Кампанию против язычников в Александрии начал патриарх Теофил, следуя императорскому указу Феодосия I Великого. В 391 году христианами был разрушен культовый центр Александрии Серапеум, в который входили Храм бога Сераписа и библиотека. После разрушения Серапеума напряженность в Александрии только усилилась. Гипатия держала нейтралитет и не присоединилась к защитникам Серапеума. Она не участвовала в столкновениях язычников, христиан и иудеев. В это время Александрию покидают грамматик Аммоний и неоплатоник Олимпий. Гонения на язычество продолжаются. В 394 году Феодосий I в пылу борьбы с язычеством подвергает общественному осуждению математику и астрономию, часто отождествляемую народом с астрологией, то есть запрещает несанкционированную ученость.
Вся история Гипатии показывает, как для реконструкции исторических событий требуется особое сферическое внимание, объемлющее жизнь и творчество.
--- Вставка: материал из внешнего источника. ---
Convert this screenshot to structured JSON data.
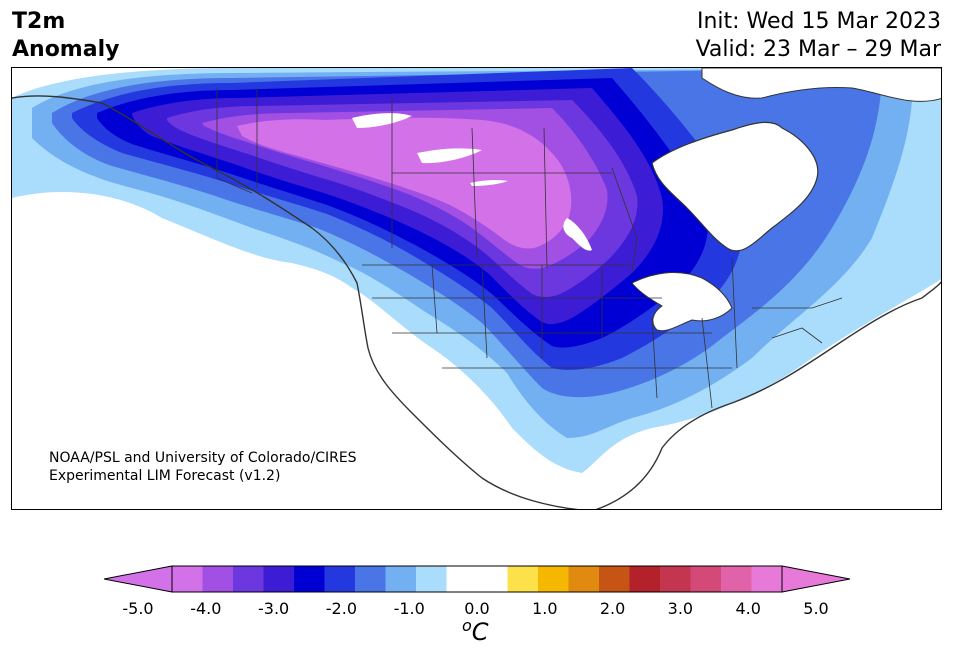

Поль Рикёр в книге «Память, история, забвение» с позиции феноменологической герменевтики задавался вопросом о свойственных человеческой субъективности явлениях памяти и забвения. «Утверждение “я могу” означает, что я могу говорить, я могу действовать, я могу рассказывать, я могу признавать себя ответственным за свои поступки»[4]. Концепция «я могу» Рикёра соотнесена с фундаментальным философским понятием «быть», утверждая единство телеологического (связанного с общим целеполаганием) и этического измерений: «Человек ответственный. За все сам человек»[5]. Тогда признание своей ответственности – это и признание того, что историческая память продолжает действовать через нас.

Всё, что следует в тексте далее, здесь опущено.